Today we are going to ask the question what is the driving force behind the recent rise in spread betting. Say you have £10,000 pounds of savings you want to invest, you will be faced by a multitude of investment opportunities. You might want to put the money into a basic savings product such as cash ISA, or manage a small stock portfolio on your own. You may invest in a fund managed by a fund manager or purchase units in a tracking fund which will track the performance of the market.
But there is one thing that all these options cannot provide you! That is the possible potential returns that a successful spread better can make. Though the risk factor is much greater it can be possible to make consistent returns far greater than any other investment opportunity.
A type of derivative, spread betting presents the investor with the opportunity to bet on the movements of shares, index’s, currency’s, commodity’s and bonds. It allows you to make returns on the movement of these financial products without physically owning the share or the bond. Spread betting has allowed increased access to the financial markets, the kind which was once limited to the financial big players.
Created in the 70’s by Investment banker Stuart Wheeler, spread betting really only began to catch on in the late 90’s. The continued rise of the internet in Noughties has only fueled the spread betting boom. With spread betting being one of the fastest growing derivative markets.
There are three main reasons for these huge growth of spread betting including the rise of high speed internet, increased market volatility and the potential returns a prudent spread better could in theory make. Spread betting has evolved in order to take in a growing and more diverse market.
Here we are going evaluate what the Pro’s & Con’s of spread betting are. This might help you get a better picture of whether spread betting is suitable for your financial needs. My views are unbiased.
  • There are considerable advantages to spread betting.

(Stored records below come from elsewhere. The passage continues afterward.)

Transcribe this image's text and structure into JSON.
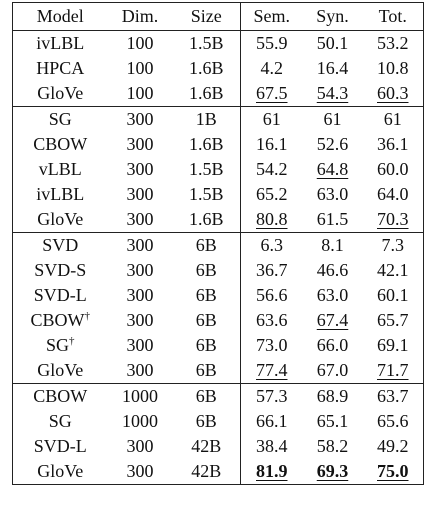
{
  "headers": [
    "Model",
    "Dim.",
    "Size",
    "Sem.",
    "Syn.",
    "Tot."
  ],
  "groups": [
    [
      {
        "model": "ivLBL",
        "dagger": false,
        "dim": "100",
        "size": "1.5B",
        "sem": {
          "v": "55.9"
        },
        "syn": {
          "v": "50.1"
        },
        "tot": {
          "v": "53.2"
        }
      },
      {
        "model": "HPCA",
        "dagger": false,
        "dim": "100",
        "size": "1.6B",
        "sem": {
          "v": "4.2"
        },
        "syn": {
          "v": "16.4"
        },
        "tot": {
          "v": "10.8"
        }
      },
      {
        "model": "GloVe",
        "dagger": false,
        "dim": "100",
        "size": "1.6B",
        "sem": {
          "v": "67.5",
          "u": true
        },
        "syn": {
          "v": "54.3",
          "u": true
        },
        "tot": {
          "v": "60.3",
          "u": true
        }
      }
    ],
    [
      {
        "model": "SG",
        "dagger": false,
        "dim": "300",
        "size": "1B",
        "sem": {
          "v": "61"
        },
        "syn": {
          "v": "61"
        },
        "tot": {
          "v": "61"
        }
      },
      {
        "model": "CBOW",
        "dagger": false,
        "dim": "300",
        "size": "1.6B",
        "sem": {
          "v": "16.1"
        },
        "syn": {
          "v": "52.6"
        },
        "tot": {
          "v": "36.1"
        }
      },
      {
        "model": "vLBL",
        "dagger": false,
        "dim": "300",
        "size": "1.5B",
        "sem": {
          "v": "54.2"
        },
        "syn": {
          "v": "64.8",
          "u": true
        },
        "tot": {
          "v": "60.0"
        }
      },
      {
        "model": "ivLBL",
        "dagger": false,
        "dim": "300",
        "size": "1.5B",
        "sem": {
          "v": "65.2"
        },
        "syn": {
          "v": "63.0"
        },
        "tot": {
          "v": "64.0"
        }
      },
      {
        "model": "GloVe",
        "dagger": false,
        "dim": "300",
        "size": "1.6B",
        "sem": {
          "v": "80.8",
          "u": true
        },
        "syn": {
          "v": "61.5"
        },
        "tot": {
          "v": "70.3",
          "u": true
        }
      }
    ],
    [
      {
        "model": "SVD",
        "dagger": false,
        "dim": "300",
        "size": "6B",
        "sem": {
          "v": "6.3"
        },
        "syn": {
          "v": "8.1"
        },
        "tot": {
          "v": "7.3"
        }
      },
      {
        "model": "SVD-S",
        "dagger": false,
        "dim": "300",
        "size": "6B",
        "sem": {
          "v": "36.7"
        },
        "syn": {
          "v": "46.6"
        },
        "tot": {
          "v": "42.1"
        }
      },
      {
        "model": "SVD-L",
        "dagger": false,
        "dim": "300",
        "size": "6B",
        "sem": {
          "v": "56.6"
        },
        "syn": {
          "v": "63.0"
        },
        "tot": {
          "v": "60.1"
        }
      },
      {
        "model": "CBOW",
        "dagger": true,
        "dim": "300",
        "size": "6B",
        "sem": {
          "v": "63.6"
        },
        "syn": {
          "v": "67.4",
          "u": true
        },
        "tot": {
          "v": "65.7"
        }
      },
      {
        "model": "SG",
        "dagger": true,
        "dim": "300",
        "size": "6B",
        "sem": {
          "v": "73.0"
        },
        "syn": {
          "v": "66.0"
        },
        "tot": {
          "v": "69.1"
        }
      },
      {
        "model": "GloVe",
        "dagger": false,
        "dim": "300",
        "size": "6B",
        "sem": {
          "v": "77.4",
          "u": true
        },
        "syn": {
          "v": "67.0"
        },
        "tot": {
          "v": "71.7",
          "u": true
        }
      }
    ],
    [
      {
        "model": "CBOW",
        "dagger": false,
        "dim": "1000",
        "size": "6B",
        "sem": {
          "v": "57.3"
        },
        "syn": {
          "v": "68.9"
        },
        "tot": {
          "v": "63.7"
        }
      },
      {
        "model": "SG",
        "dagger": false,
        "dim": "1000",
        "size": "6B",
        "sem": {
          "v": "66.1"
        },
        "syn": {
          "v": "65.1"
        },
        "tot": {
          "v": "65.6"
        }
      },
      {
        "model": "SVD-L",
        "dagger": false,
        "dim": "300",
        "size": "42B",
        "sem": {
          "v": "38.4"
        },
        "syn": {
          "v": "58.2"
        },
        "tot": {
          "v": "49.2"
        }
      },
      {
        "model": "GloVe",
        "dagger": false,
        "dim": "300",
        "size": "42B",
        "sem": {
          "v": "81.9",
          "u": true,
          "b": true
        },
        "syn": {
          "v": "69.3",
          "u": true,
          "b": true
        },
        "tot": {
          "v": "75.0",
          "u": true,
          "b": true
        }
      }
    ]
  ],
  "dagger_symbol": "†"
}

The main ones are featured here.
  • Simple spread betting is easier to understand than many other financial instruments, including competitors such as CFD.

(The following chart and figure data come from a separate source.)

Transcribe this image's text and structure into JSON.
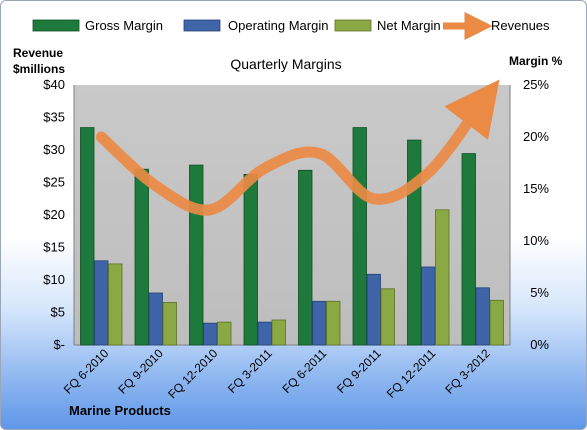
{
  "chart_data": {
    "type": "bar",
    "title": "Quarterly Margins",
    "left_axis_label_line1": "Revenue",
    "left_axis_label_line2": "$millions",
    "right_axis_label": "Margin %",
    "footer_label": "Marine Products",
    "categories": [
      "FQ 6-2010",
      "FQ 9-2010",
      "FQ 12-2010",
      "FQ 3-2011",
      "FQ 6-2011",
      "FQ 9-2011",
      "FQ 12-2011",
      "FQ 3-2012"
    ],
    "left_ticks": [
      "$-",
      "$5",
      "$10",
      "$15",
      "$20",
      "$25",
      "$30",
      "$35",
      "$40"
    ],
    "right_ticks": [
      "0%",
      "5%",
      "10%",
      "15%",
      "20%",
      "25%"
    ],
    "left_ylim": [
      0,
      40
    ],
    "right_ylim": [
      0,
      25
    ],
    "series": [
      {
        "name": "Gross Margin",
        "axis": "right",
        "color": "#1e7a3c",
        "values": [
          20.9,
          16.9,
          17.3,
          16.4,
          16.8,
          20.9,
          19.7,
          18.4
        ]
      },
      {
        "name": "Operating Margin",
        "axis": "right",
        "color": "#3f65a8",
        "values": [
          8.1,
          5.0,
          2.1,
          2.2,
          4.2,
          6.8,
          7.5,
          5.5
        ]
      },
      {
        "name": "Net Margin",
        "axis": "right",
        "color": "#8aa844",
        "values": [
          7.8,
          4.1,
          2.2,
          2.4,
          4.2,
          5.4,
          13.0,
          4.3
        ]
      },
      {
        "name": "Revenues",
        "axis": "left",
        "type": "line",
        "color": "#ea8a45",
        "values": [
          32.0,
          24.5,
          20.8,
          27.2,
          29.5,
          22.5,
          26.5,
          37.5
        ]
      }
    ],
    "legend_position": "top",
    "grid": false
  }
}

  • Small capital requirements accounts can be opened for less than £100, and trades can be made from accounts with balances as low as £28.

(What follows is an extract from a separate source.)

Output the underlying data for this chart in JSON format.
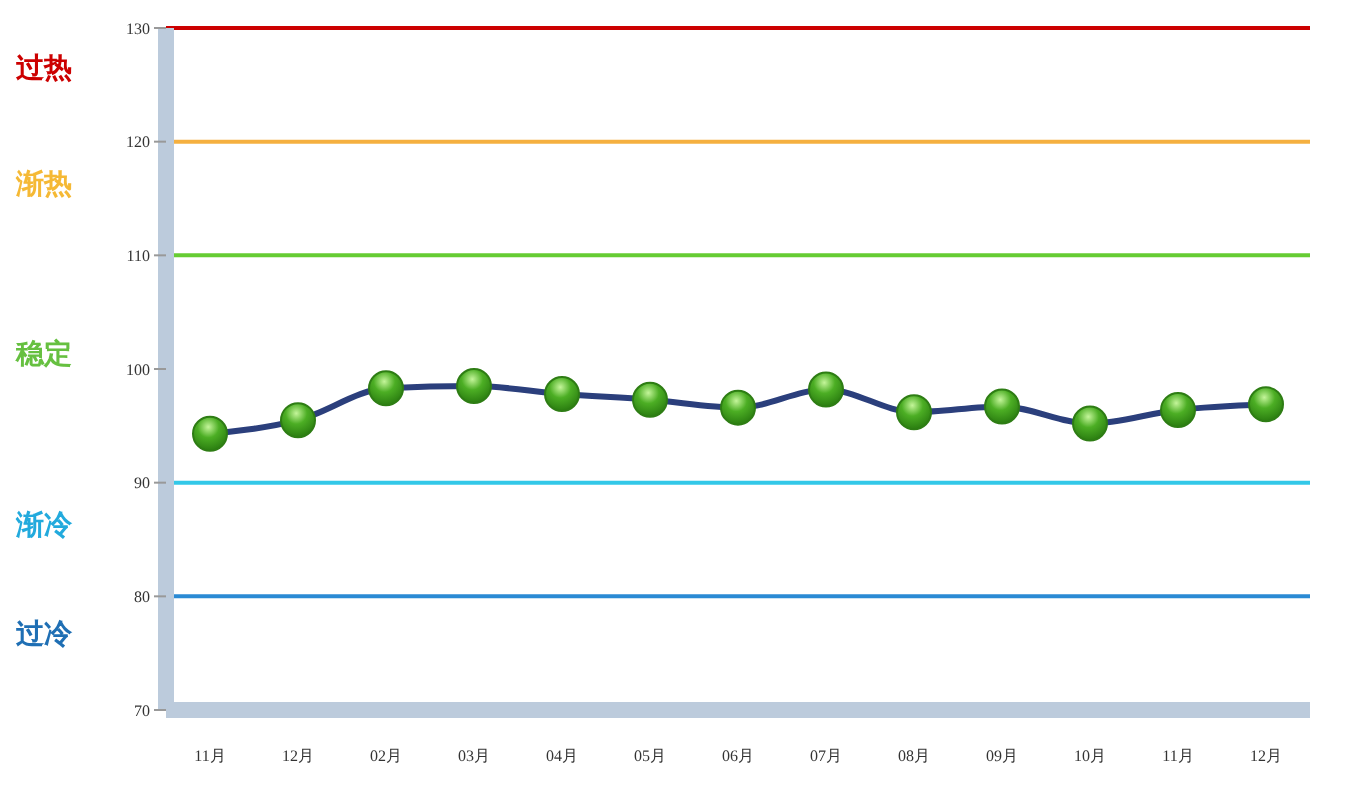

  • Small upfront costs you only pay a small amount of the total costs, usually only 10% upfront, this is known as margin trading.
  • Make money from both bull and bear markets, giving you the possibility to make money from both rising and falling markets.
  • Spread bets are tax free, providing you have another source of income.
  • One account and less paperwork, which makes managing a spread betting account an easier prospect than other types, of financial products.
  •  Extended trading hours, the huge range off markets and options means you can trade 24/7 365 Days a year.
  • The possibility of unlimited profits and limited losses.
  • Costs when you close the trade, all spread bets have expiry dates unlike traditional share trades, with conventional share trading you only confirm your loss once the shares have been sold.
  • No dividends or interest, you don’t get returns from investments in terms of dividends and interest but you can get the benefit of movements from such events and announcements.
  • Losses cannot be offset against capital gains, as can be done with traditional forms of share investments.
  • Due to how spread betting works you can lose more than your initial deposits,  which is something which isn’t a worry with traditional financial products. 
  • Spread betting is not geared towards long term investments, due to the costs involved in keeping a trade open over multiple.
Warning: Spread betting risk substantial financial loss, all transactions are at your own risk. Only speculate on financial spread bets within the limits you can afford. Spread betting may not be a suitable investment for all. Make sure that you understand the risks involved and seek independent advice to whether spread betting is suitable for you.